De groote Ier.
(Slot.)
Al deze handelingen haalden O'Connell niet alleen de onbeteugelde woede der Engelschen, maar ook de vriendschap der radicalen van het vasteland op den hals, doch met de laatste was hij weinig vereerd. De fransche revolutionairen, hem niet begrijpende, geloofden dat hij tot hunne richting behoorde en bedierven dientengevolge zoozeer de publieke opinie van Europa, dat zelfs de H. Vader aan de goede bedoelingen van O'Connell scheen te twijfelen. Althans men vermoedde zulks. Gelukkig werd de Paus spoedig beter ingelicht, en nu zond hij aan den grooten Ier den apostolischen zegen. Tegelijk kwamen nu de verschillende bewijzen van hulde en eerbied uit Frankrijk, Italië en Duitschland, die O'Connell eene ruime vergoeding schonken voor de miskenning, waaraan hij had blootgestaan.
Op den 1n November 1841 nam het Parlement eene wet aan ter hervorming der stedelijke besturen, waardoor ook de Katholieken het recht ontvingen om lid te worden van den gemeenteraad. De Ieren maakten onmiddellijk gebruik van deze wet om O'Connell tot de waardigheid van burgemeester van Dublin te doen verheffen, en voor het eerst sinds 300 jaren zag men in de hoofdstad van Ierland een katholieken burgemeester, en was van nu af de protestantsche oppermacht ook op dit terrein gebroken.

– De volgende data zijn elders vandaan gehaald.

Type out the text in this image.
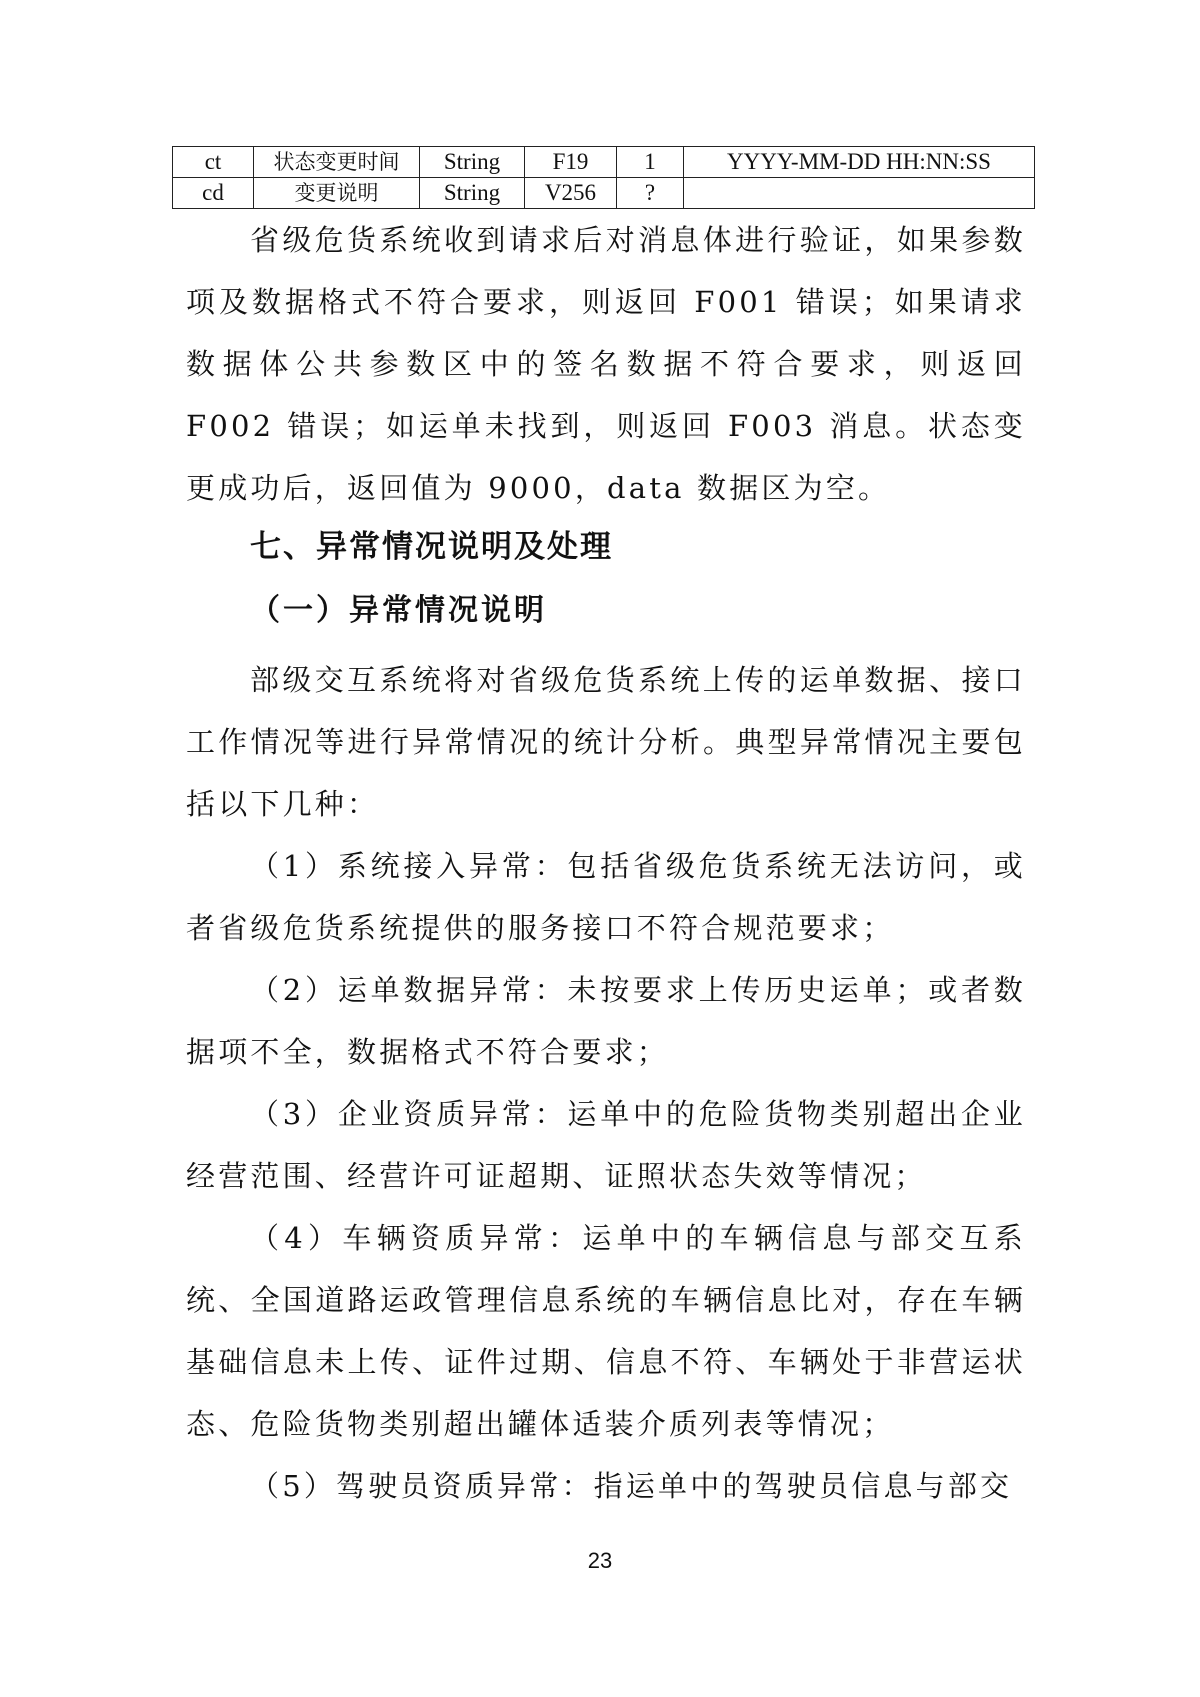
ct	状态变更时间	String	F19	1	YYYY-MM-DD HH:NN:SS
cd	变更说明	String	V256	?	

省级危货系统收到请求后对消息体进行验证，如果参数项及数据格式不符合要求，则返回 F001 错误；如果请求数据体公共参数区中的签名数据不符合要求，则返回 F002 错误；如运单未找到，则返回 F003 消息。状态变更成功后，返回值为 9000，data 数据区为空。

七、异常情况说明及处理
（一）异常情况说明

部级交互系统将对省级危货系统上传的运单数据、接口工作情况等进行异常情况的统计分析。典型异常情况主要包括以下几种：

（1）系统接入异常：包括省级危货系统无法访问，或者省级危货系统提供的服务接口不符合规范要求；

（2）运单数据异常：未按要求上传历史运单；或者数据项不全，数据格式不符合要求；

（3）企业资质异常：运单中的危险货物类别超出企业经营范围、经营许可证超期、证照状态失效等情况；

（4）车辆资质异常：运单中的车辆信息与部交互系统、全国道路运政管理信息系统的车辆信息比对，存在车辆基础信息未上传、证件过期、信息不符、车辆处于非营运状态、危险货物类别超出罐体适装介质列表等情况；

（5）驾驶员资质异常：指运单中的驾驶员信息与部交

23
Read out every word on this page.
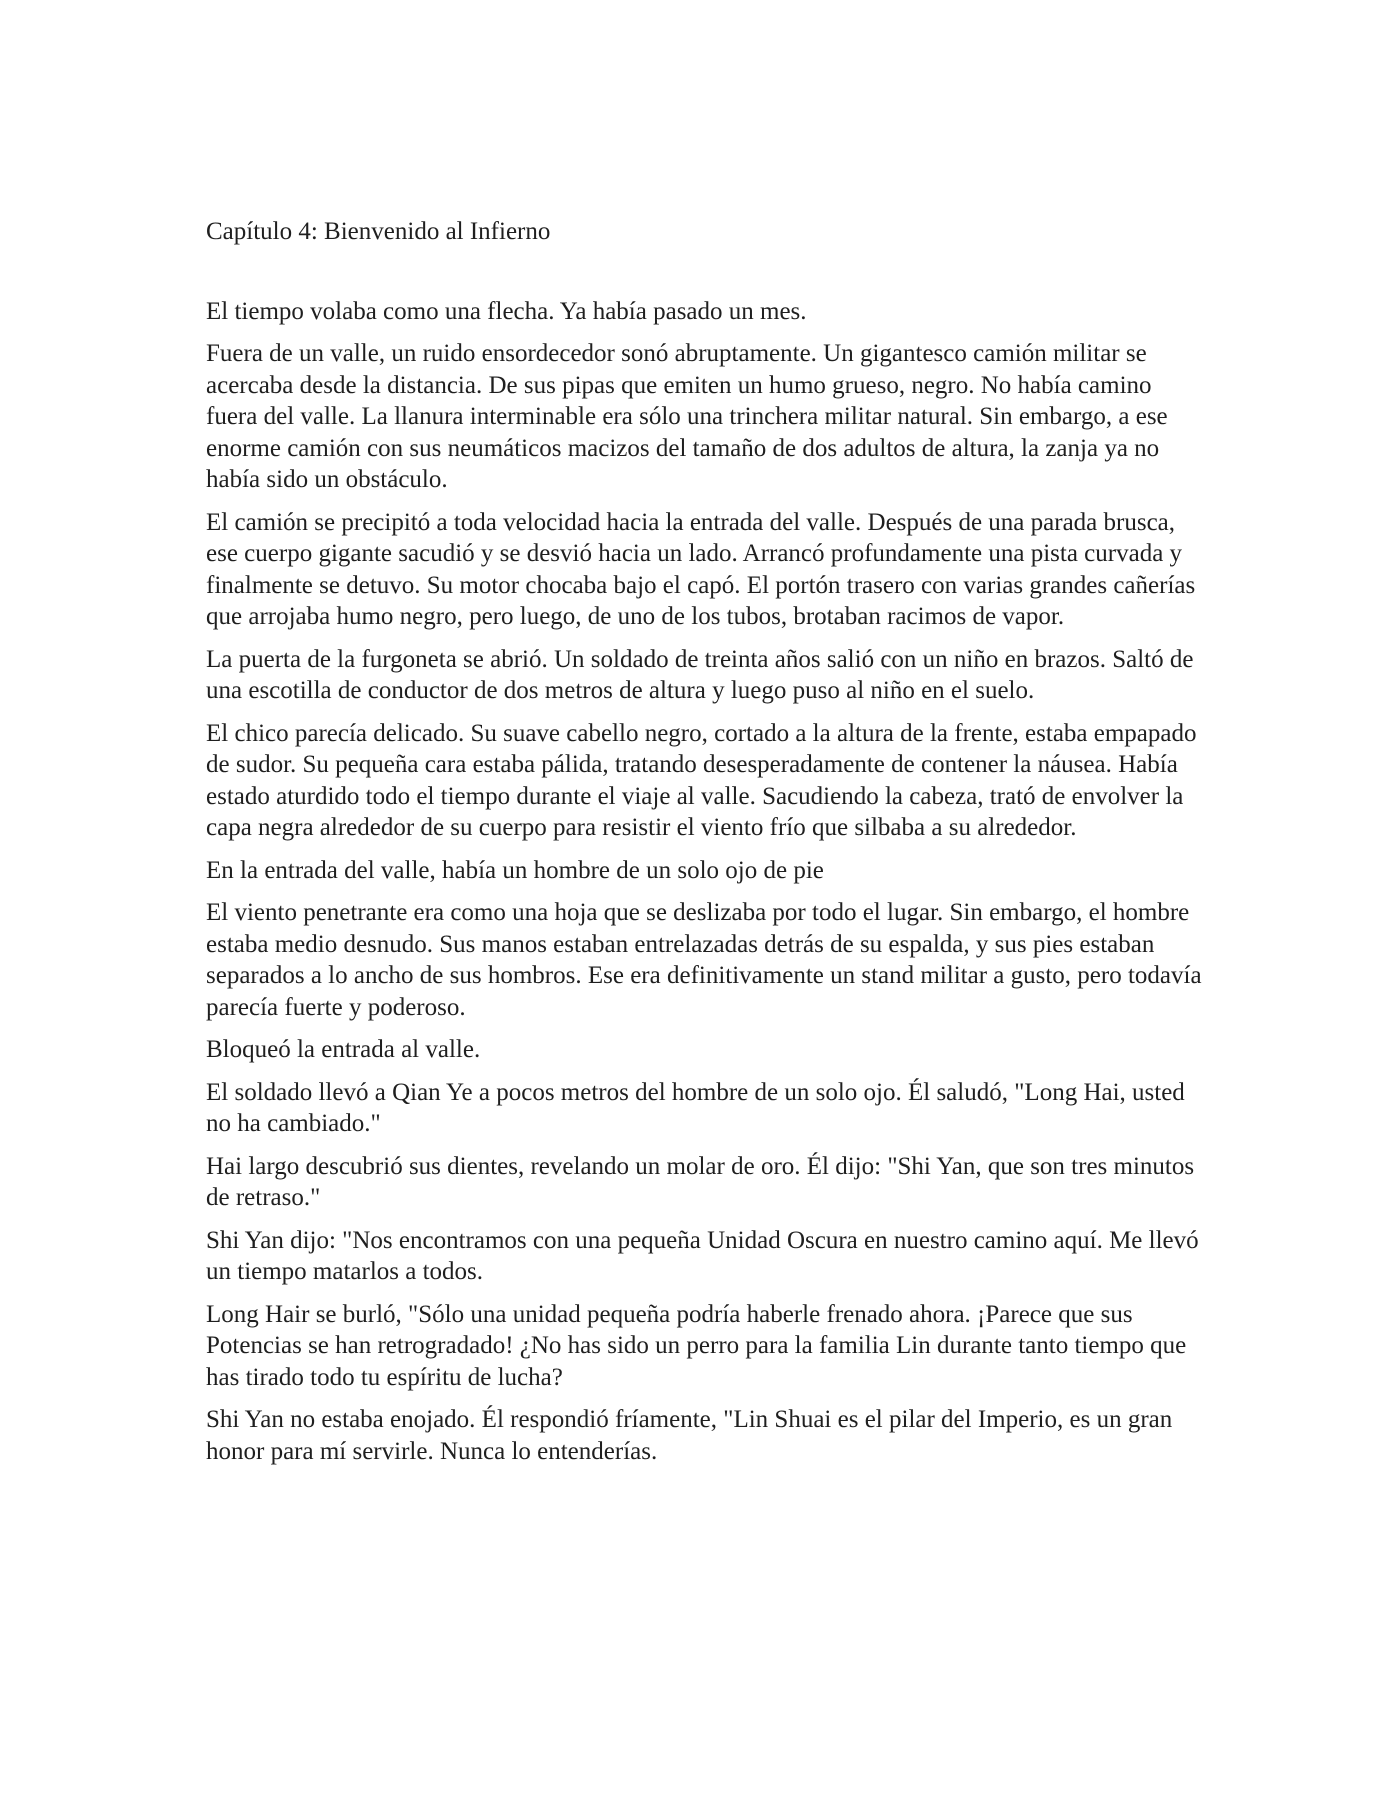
Capítulo 4: Bienvenido al Infierno

El tiempo volaba como una flecha. Ya había pasado un mes.

Fuera de un valle, un ruido ensordecedor sonó abruptamente. Un gigantesco camión militar se acercaba desde la distancia. De sus pipas que emiten un humo grueso, negro. No había camino fuera del valle. La llanura interminable era sólo una trinchera militar natural. Sin embargo, a ese enorme camión con sus neumáticos macizos del tamaño de dos adultos de altura, la zanja ya no había sido un obstáculo.

El camión se precipitó a toda velocidad hacia la entrada del valle. Después de una parada brusca, ese cuerpo gigante sacudió y se desvió hacia un lado. Arrancó profundamente una pista curvada y finalmente se detuvo. Su motor chocaba bajo el capó. El portón trasero con varias grandes cañerías que arrojaba humo negro, pero luego, de uno de los tubos, brotaban racimos de vapor.

La puerta de la furgoneta se abrió. Un soldado de treinta años salió con un niño en brazos. Saltó de una escotilla de conductor de dos metros de altura y luego puso al niño en el suelo.

El chico parecía delicado. Su suave cabello negro, cortado a la altura de la frente, estaba empapado de sudor. Su pequeña cara estaba pálida, tratando desesperadamente de contener la náusea. Había estado aturdido todo el tiempo durante el viaje al valle. Sacudiendo la cabeza, trató de envolver la capa negra alrededor de su cuerpo para resistir el viento frío que silbaba a su alrededor.

En la entrada del valle, había un hombre de un solo ojo de pie

El viento penetrante era como una hoja que se deslizaba por todo el lugar. Sin embargo, el hombre estaba medio desnudo. Sus manos estaban entrelazadas detrás de su espalda, y sus pies estaban separados a lo ancho de sus hombros. Ese era definitivamente un stand militar a gusto, pero todavía parecía fuerte y poderoso.

Bloqueó la entrada al valle.

El soldado llevó a Qian Ye a pocos metros del hombre de un solo ojo. Él saludó, "Long Hai, usted no ha cambiado."

Hai largo descubrió sus dientes, revelando un molar de oro. Él dijo: "Shi Yan, que son tres minutos de retraso."

Shi Yan dijo: "Nos encontramos con una pequeña Unidad Oscura en nuestro camino aquí. Me llevó un tiempo matarlos a todos.

Long Hair se burló, "Sólo una unidad pequeña podría haberle frenado ahora. ¡Parece que sus Potencias se han retrogradado! ¿No has sido un perro para la familia Lin durante tanto tiempo que has tirado todo tu espíritu de lucha?

Shi Yan no estaba enojado. Él respondió fríamente, "Lin Shuai es el pilar del Imperio, es un gran honor para mí servirle. Nunca lo entenderías.
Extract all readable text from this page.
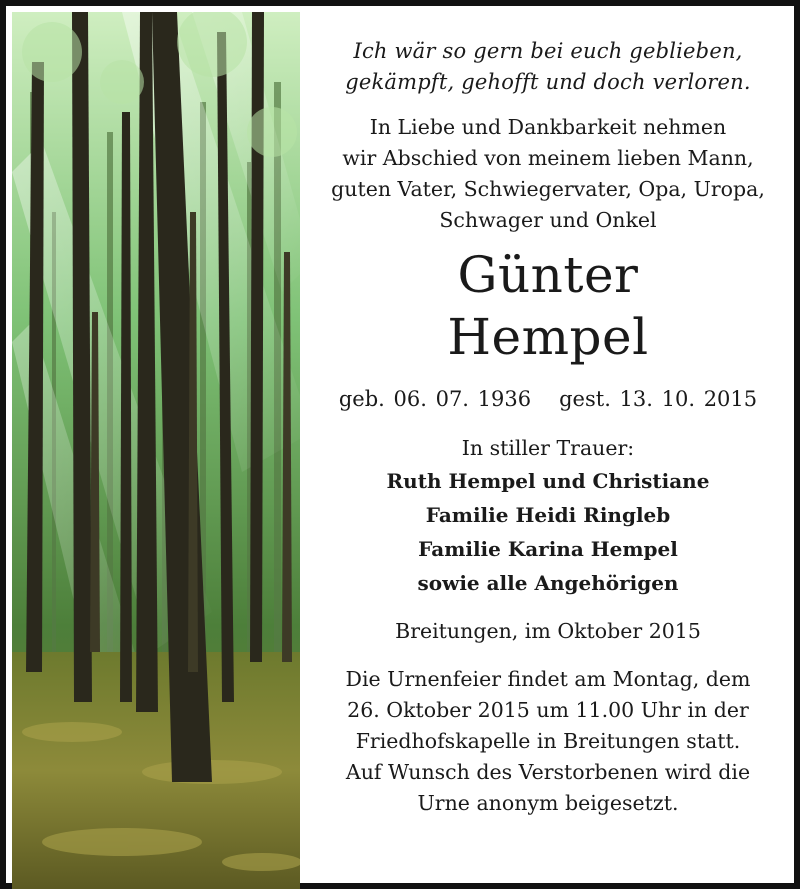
Ich wär so gern bei euch geblieben,
gekämpft, gehofft und doch verloren.
In Liebe und Dankbarkeit nehmen
wir Abschied von meinem lieben Mann,
guten Vater, Schwiegervater, Opa, Uropa,
Schwager und Onkel
Günter
Hempel
geb. 06. 07. 1936 gest. 13. 10. 2015
In stiller Trauer:
Ruth Hempel und Christiane
Familie Heidi Ringleb
Familie Karina Hempel
sowie alle Angehörigen
Breitungen, im Oktober 2015
Die Urnenfeier findet am Montag, dem
26. Oktober 2015 um 11.00 Uhr in der
Friedhofskapelle in Breitungen statt.
Auf Wunsch des Verstorbenen wird die
Urne anonym beigesetzt.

Nu met grootere macht bekleed, ging O'Connell nog een stap verder; hij wierp op nieuw de quaestie op van de verbreking der Unie. Tot dat doel stichtte hij weder eene associatie der Katholieken en de kracht waarmede deze werkte, blijkt reeds genoeg uit het feit dat wekelijks 2 à 3000 pd. st. bij het hoofdcomité te Dublin inkwamen. Ierland moest vrij zijn, het moest zijn eigen Parlement bezitten, zooals het dat vroeger had gehad. Het erkende het gezag der engelsche koningen, maar wilde niet door de engelsche staatslieden geregeerd worden. Het ministerie antwoordde met eene wet, die den Ieren verbood wapenen te dragen, waarop O'Connell eene inschrijving opende voor het paleis van het toekomstig iersche Parlement. Nu begon de regeering het beruchte monsterproces; O'Connell, zijn zoon John en de andere hoofden werden voor de jury geroepen en de groote Ier verloor zijne vrijheid. Maar ook van uit de gevangenis leidde O'Connell het Iersche volk, dat hem vereerde als een koning; de bisschoppen schreven openbare gebeden uit, en men bad overluid in de kerken: ‘Almachtige God, verleen Uwen dienaar O'Connell, die thans in de gevangenis zucht, den overvloed Uwer genade, opdat hij deze geduchte beproeving met onderwerping aan Uwen H. Wil moge onderstaan. Behoud hem in Uwe barmhartigheid gezond en ongekrenkt en verleen hem de vrijheid weder, opdat hij uw volk leide en bescherme!’ Het huis der Lords sprak de beschuldigden vrij, en niet alleen Ierland maar ook een groot deel van Engeland juichte den moedigen held toe bij het verlaten zijner gevangenis.
O'Connell mocht de bekroning van zijn werk niet beleven; hij werd naar beter Vaderland gevoerd nog vóór hij de bevrijding van het hem dierbare Ierland had aanschouwd, maar met de blijde zekerheid, dat die eenmaal zou plaats hebben. Hij werd ziek, en de geneesheeren schreven onmiddellijk eene reis naar Italië voor. Met groote droefheid omdat hij van zijn bemind volk, dat zijne hulp nog zeer behoefde, moest scheiden, volgde hij het voorschrift op en vertrok naar het Vasteland. Gelukkig bereikte hij op den 7 Mei 1847 Genua, maar hier nam zijne ziekte op eens eene gevaarlijke wending; den 14 Mei scheen er weder kans op behoud te zijn; doch reeds den volgenden dag was alle hoop verloren. In den avond van dien dag gaf hij zijne ziel aan God over; zijne laatste woorden waren: mijn lichaam aan Ierland, mijn hart aan Rome, mijne ziel aan God!’